Стащив с девушки разодранную одежду, Элис растерла ее грубым полотном, а затем укутала в мягкую овчину. Масляная лампа коптила и давала мерцающий свет. Когда Клэр, наконец, отогрелась, Элис налила в плошку травяной отвар, который приготовила в железном чайнике над огнем, и стала поить ее с ложечки, помогая приподняться в постели. Клэр послушно пила. Сперва понемногу, а потом все более жадно.
– Не спеши, а то стошнит, – сказала Элис. – Как тебя к нам занесло?
Клэр не ответила. Старуха не стала ее торопить. Когда плошка опустела, она позволила девушке откинуться на подушку. Какое-то время та просто лежала и слушала отдаленный рокот волн. Элис достала из сундука костяной гребень и принялась молча распутывать и расчесывать слепленные морем влажные волосы.
Ветер шуршал в соломенной крыше, и Клэр постепенно сморило. Элис накрыла ее шерстяным одеялом и несколько секунд смотрела, как она спит. Юное бледное лицо в обрамлении разметавшихся вокруг прядей. У Элис не было детей, и теперь у нее было чувство, будто море послало ей дочь. Что это подарок лично ей.
Уменьшив пламя в лампе, старуха завернулась в шаль, устроилась поудобнее в кресле и тоже задремала.
Проснувшись утром, Клэр открыла глаза и бесшумно заплакала. У кровати на полу валялись скомканные просоленные тряпки, в которых ее нашли. Клэр посмотрела на них, затем отвернулась. День за окошком дома стоял ясный, как часто случается после шторма.
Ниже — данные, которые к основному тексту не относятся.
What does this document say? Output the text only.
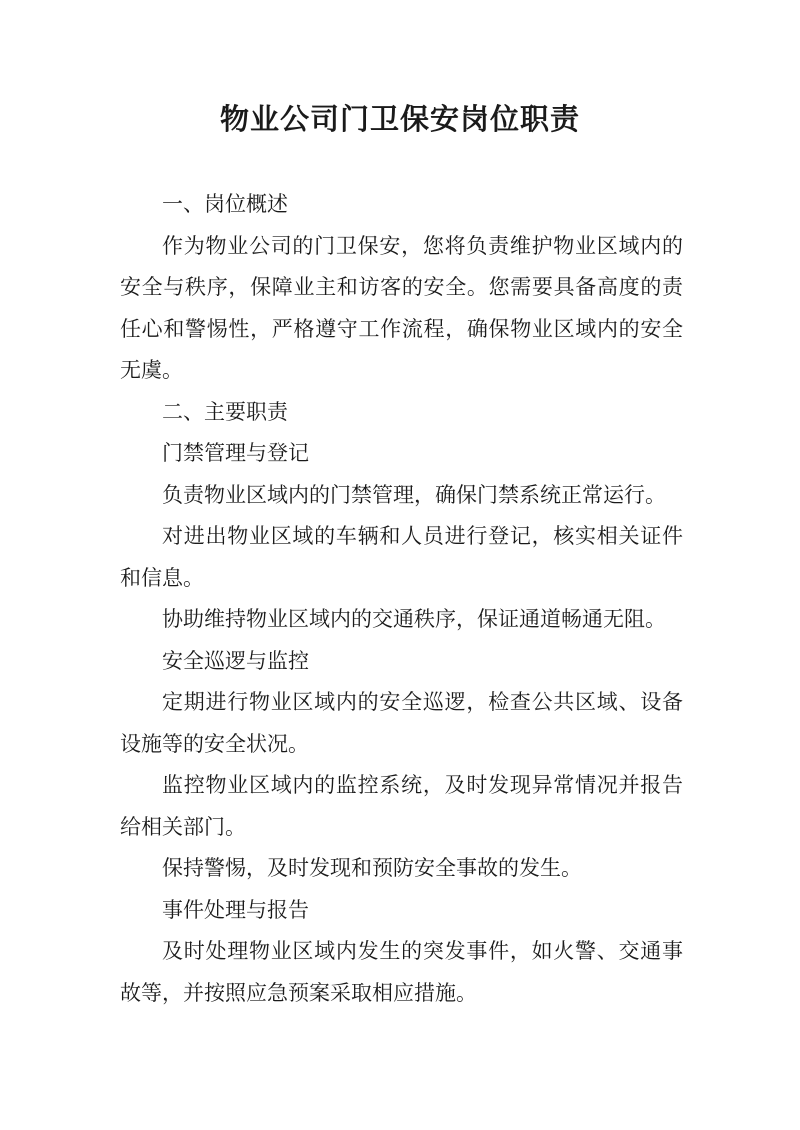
物业公司门卫保安岗位职责

一、岗位概述

作为物业公司的门卫保安，您将负责维护物业区域内的安全与秩序，保障业主和访客的安全。您需要具备高度的责任心和警惕性，严格遵守工作流程，确保物业区域内的安全无虞。

二、主要职责

门禁管理与登记

负责物业区域内的门禁管理，确保门禁系统正常运行。

对进出物业区域的车辆和人员进行登记，核实相关证件和信息。

协助维持物业区域内的交通秩序，保证通道畅通无阻。

安全巡逻与监控

定期进行物业区域内的安全巡逻，检查公共区域、设备设施等的安全状况。

监控物业区域内的监控系统，及时发现异常情况并报告给相关部门。

保持警惕，及时发现和预防安全事故的发生。

事件处理与报告

及时处理物业区域内发生的突发事件，如火警、交通事故等，并按照应急预案采取相应措施。
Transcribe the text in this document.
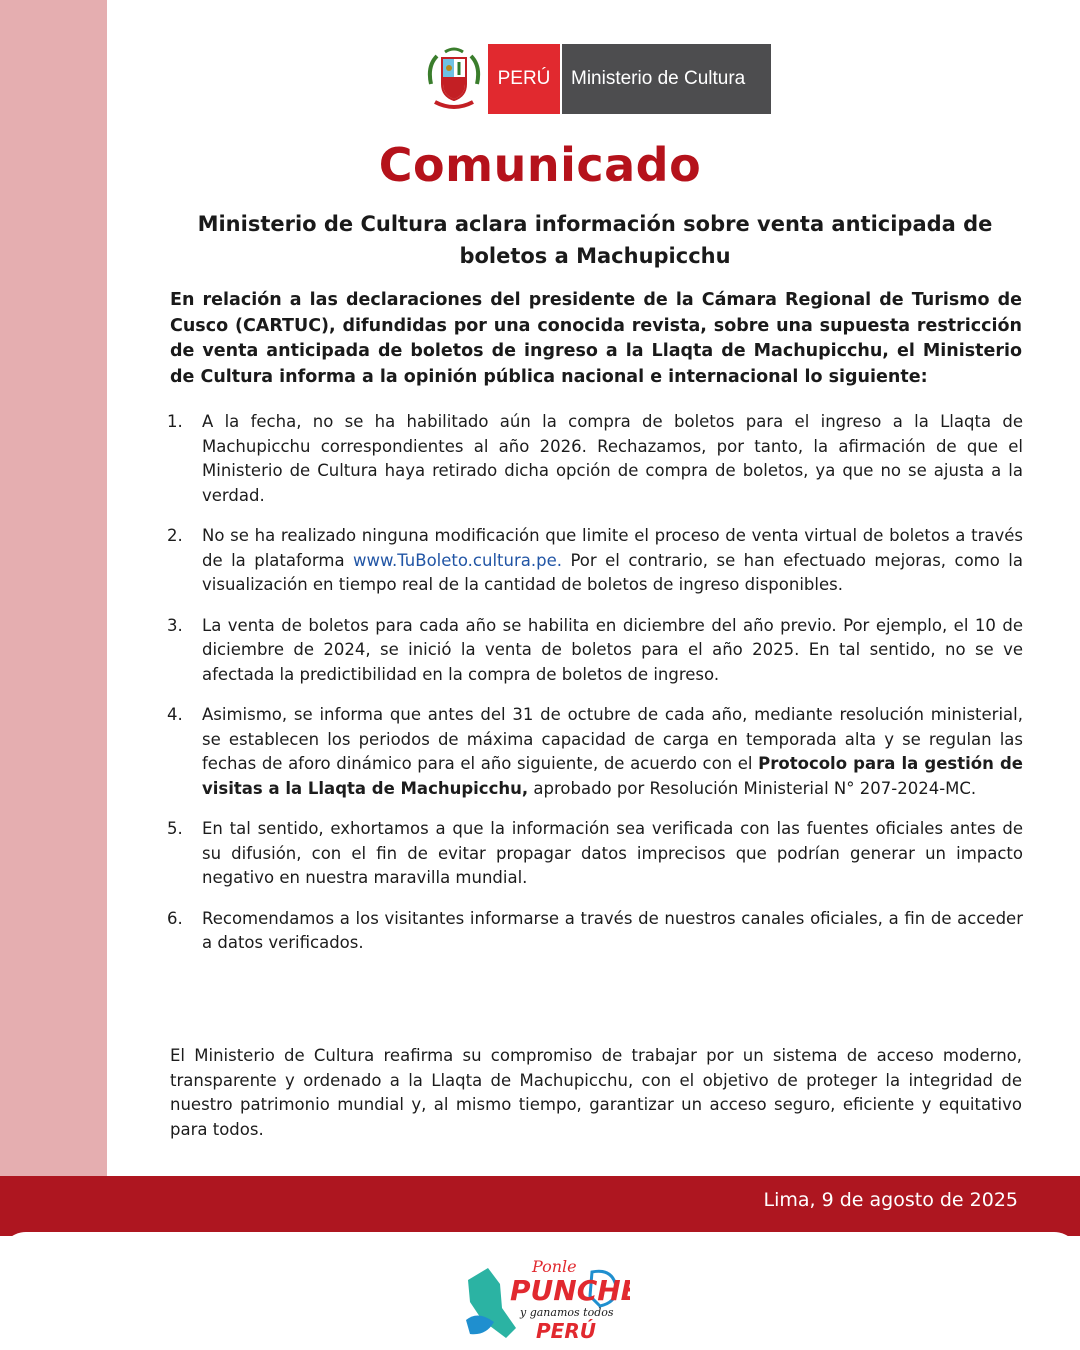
PERÚ	Ministerio de Cultura
Comunicado
Ministerio de Cultura aclara información sobre venta anticipada de boletos a Machupicchu

En relación a las declaraciones del presidente de la Cámara Regional de Turismo de Cusco (CARTUC), difundidas por una conocida revista, sobre una supuesta restricción de venta anticipada de boletos de ingreso a la Llaqta de Machupicchu, el Ministerio de Cultura informa a la opinión pública nacional e internacional lo siguiente:

1. A la fecha, no se ha habilitado aún la compra de boletos para el ingreso a la Llaqta de Machupicchu correspondientes al año 2026. Rechazamos, por tanto, la afirmación de que el Ministerio de Cultura haya retirado dicha opción de compra de boletos, ya que no se ajusta a la verdad.
2. No se ha realizado ninguna modificación que limite el proceso de venta virtual de boletos a través de la plataforma www.TuBoleto.cultura.pe. Por el contrario, se han efectuado mejoras, como la visualización en tiempo real de la cantidad de boletos de ingreso disponibles.
3. La venta de boletos para cada año se habilita en diciembre del año previo. Por ejemplo, el 10 de diciembre de 2024, se inició la venta de boletos para el año 2025. En tal sentido, no se ve afectada la predictibilidad en la compra de boletos de ingreso.
4. Asimismo, se informa que antes del 31 de octubre de cada año, mediante resolución ministerial, se establecen los periodos de máxima capacidad de carga en temporada alta y se regulan las fechas de aforo dinámico para el año siguiente, de acuerdo con el Protocolo para la gestión de visitas a la Llaqta de Machupicchu, aprobado por Resolución Ministerial N° 207-2024-MC.
5. En tal sentido, exhortamos a que la información sea verificada con las fuentes oficiales antes de su difusión, con el fin de evitar propagar datos imprecisos que podrían generar un impacto negativo en nuestra maravilla mundial.
6. Recomendamos a los visitantes informarse a través de nuestros canales oficiales, a fin de acceder a datos verificados.

El Ministerio de Cultura reafirma su compromiso de trabajar por un sistema de acceso moderno, transparente y ordenado a la Llaqta de Machupicchu, con el objetivo de proteger la integridad de nuestro patrimonio mundial y, al mismo tiempo, garantizar un acceso seguro, eficiente y equitativo para todos.

Lima, 9 de agosto de 2025
Ponle
PUNCHE
y ganamos todos
PERÚ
В свете зимнего утра рыжевато-золотистые волосы девушки отливали темной медью.
Элис положила рядом с ней платье из грубой ткани и произнесла:
– Оденься и поешь.
Вздохнув, Клэр надела платье через голову и спустила с кровати покрытые синяками и царапинами ноги. Одна из лодыжек сильно опухла. Осторожно встав, она похромала к столу, где стояла миска с кашей.
– Как ты сюда попала? – снова спросила Элис. – Как ты попала в шторм?
Но Клэр снова ничего не ответила, только молча посмотрела на Элис зелеными глазами с янтарными крапинками. В ее взгляде было удивление.
– Ты не понимаешь наш язык, что ли?
Вопрос, конечно, был нелепым: если девушка не понимала язык, то не поняла бы и вопроса.